O nome de Ricardo Barros aparece, segundo parte dos senadores da CPI da Covid, no centro de vários esquemas distintos de superfaturamento na compra de vacinas contra a covid-19. Seria Ricardo Barros quem teria intermediado a compra das vacinas Covaxin pelo Ministério da Saúde, assim como seria ele o responsável por permitir à Precisa Medicamentos obter vantagens junto ao poder público na venda dos imunizantes e de testes contra a doença - o que teria atrasado o início da vacinação contra covid-19 e aumentado o número de mortos pela doença.

Luís Miranda disse aos senadores que Ricardo Barros operaria este esquema da covaxin com o conhecimento do presidente Jair Bolsonaro. Bolsonaro não teria agido para cobrar investigação contra Barros - e por isso, foi denunciado pela CPI por prevaricação.

Barros nega participação em qualquer esquema, e acusa a CPI de persegui-lo com o objetivo de prejudicar o governo de Jair Bolsonaro. "A cada dia que passa mais informações sigilosas são ilegalmente obtidas pela CPI da Pandemia e se torna maior o risco de vazamento de tais dados", diz a defesa do deputado. "Cada dia conta para preservação dos direitos."

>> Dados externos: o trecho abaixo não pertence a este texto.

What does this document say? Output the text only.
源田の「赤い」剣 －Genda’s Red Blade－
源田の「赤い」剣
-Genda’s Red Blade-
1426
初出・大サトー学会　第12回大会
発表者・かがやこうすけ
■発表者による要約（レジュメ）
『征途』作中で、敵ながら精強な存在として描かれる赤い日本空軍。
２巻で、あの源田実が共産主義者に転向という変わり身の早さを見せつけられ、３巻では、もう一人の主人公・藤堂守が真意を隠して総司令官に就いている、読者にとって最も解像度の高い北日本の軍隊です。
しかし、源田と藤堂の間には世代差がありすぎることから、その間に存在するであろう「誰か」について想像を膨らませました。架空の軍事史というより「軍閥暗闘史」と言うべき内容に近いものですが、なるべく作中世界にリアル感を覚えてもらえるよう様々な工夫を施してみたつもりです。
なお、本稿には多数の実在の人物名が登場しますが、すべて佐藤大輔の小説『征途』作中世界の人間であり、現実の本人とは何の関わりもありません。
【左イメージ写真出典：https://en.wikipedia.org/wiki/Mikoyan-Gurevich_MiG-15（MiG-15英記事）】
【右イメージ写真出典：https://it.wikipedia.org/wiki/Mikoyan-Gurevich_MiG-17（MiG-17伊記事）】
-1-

Ricardo Barros disse, ao Congresso em Foco, que expôs as conversas "para comprovar que o repórter teve acesso a informação protegida por segredo de justiça e que estavam sob responsabilidade da CPI". Questionado se considera que os vazamentos são direcionados apenas contra ele, o líder do governo considera que os dados em poder da CPI vazam de modo "ilegal e seletivo", em especial "para veículos que tem linha editorial de oposição ao governo".